Another attempt was made in the civil rights movement of the 1960s.  That left a society essentially as segregated as before, supplemented by mass incarceration and systematic voter suppression.  From the perspective of 2018, it is not Donald Trump who appears as the aberration in our history. Rather, it is Barack Obama.      

It is hard to enumerate the ways in which a single year of Donald Trump has shredded the fabric of American life. I have focused on race because it seems to me the ultimate issue for our country, and because the appalling wells of unfiltered racism that have burbled up from our simpleton president — a man wreaking daily havoc on us both because and in spite of his utter unfitness and incapacity — have reflected and licensed the worst in us.  

We have reached the point where a Roy Moore, on public record as wishing that the 13th, 14th, and 15th amendments to the Constitution — the ones abolishing slavery itself, granting citizen rights to African-Americans and equal protection under the law — had never been adopted, could come within an ace of being elected to the United States Senate. Trump himself has, in passing, pined for the era of slavery if not directly for slavery itself, as a golden age of American life.  Moore has simply gone him one worse by suggesting that the slaves should never have been freed at all.

It has proved incredibly easy to tear down the common decency on which all our lives depend. If Trump were gone tomorrow, his legacy of hate would take decades to undo, and never be fully expunged. That is the ultimate triumph of the Confederacy, which we tolerated in essence before it became political reality, and which with all it represented poisons us still.

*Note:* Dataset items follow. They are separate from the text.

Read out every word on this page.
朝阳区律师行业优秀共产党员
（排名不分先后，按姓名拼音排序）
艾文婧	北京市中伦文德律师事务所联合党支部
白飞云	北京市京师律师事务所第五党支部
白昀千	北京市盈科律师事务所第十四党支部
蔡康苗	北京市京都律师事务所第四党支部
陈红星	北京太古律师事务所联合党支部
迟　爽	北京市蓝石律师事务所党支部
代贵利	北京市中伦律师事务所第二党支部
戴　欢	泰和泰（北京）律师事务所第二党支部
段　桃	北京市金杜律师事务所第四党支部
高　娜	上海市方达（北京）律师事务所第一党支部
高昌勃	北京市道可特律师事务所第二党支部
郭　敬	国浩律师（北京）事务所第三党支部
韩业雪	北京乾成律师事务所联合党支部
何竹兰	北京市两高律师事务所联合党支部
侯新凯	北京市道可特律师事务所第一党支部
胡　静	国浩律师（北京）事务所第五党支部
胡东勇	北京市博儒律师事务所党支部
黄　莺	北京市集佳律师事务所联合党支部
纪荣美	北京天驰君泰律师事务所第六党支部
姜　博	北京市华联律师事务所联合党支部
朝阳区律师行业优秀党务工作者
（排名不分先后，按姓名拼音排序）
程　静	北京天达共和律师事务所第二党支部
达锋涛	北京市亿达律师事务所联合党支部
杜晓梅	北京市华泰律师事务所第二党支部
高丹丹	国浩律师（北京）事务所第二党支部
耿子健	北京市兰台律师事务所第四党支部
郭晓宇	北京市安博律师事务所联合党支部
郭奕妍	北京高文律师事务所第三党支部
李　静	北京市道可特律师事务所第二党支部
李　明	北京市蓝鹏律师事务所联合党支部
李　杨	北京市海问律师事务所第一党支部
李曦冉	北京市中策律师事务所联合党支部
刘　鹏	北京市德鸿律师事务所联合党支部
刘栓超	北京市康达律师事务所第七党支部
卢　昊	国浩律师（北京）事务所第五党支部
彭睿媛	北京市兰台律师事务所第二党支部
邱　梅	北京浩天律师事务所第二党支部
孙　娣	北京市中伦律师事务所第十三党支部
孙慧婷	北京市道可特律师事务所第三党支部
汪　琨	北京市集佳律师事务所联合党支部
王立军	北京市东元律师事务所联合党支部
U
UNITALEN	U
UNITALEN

No nation is without blemish, and some bear far worse; think of Germany. We must live with who we are and what we have been, and move forward. Lincoln was right that we must avoid malice, and not hate even the hateful. We must not tolerate them either, though. We have come to this point over a long road, with a deeply inequitable polity grown dysfunctional long before Trump and his would-be handlers arrived to exploit it. We are enduring now what is worst in us. We need to show again what can be best.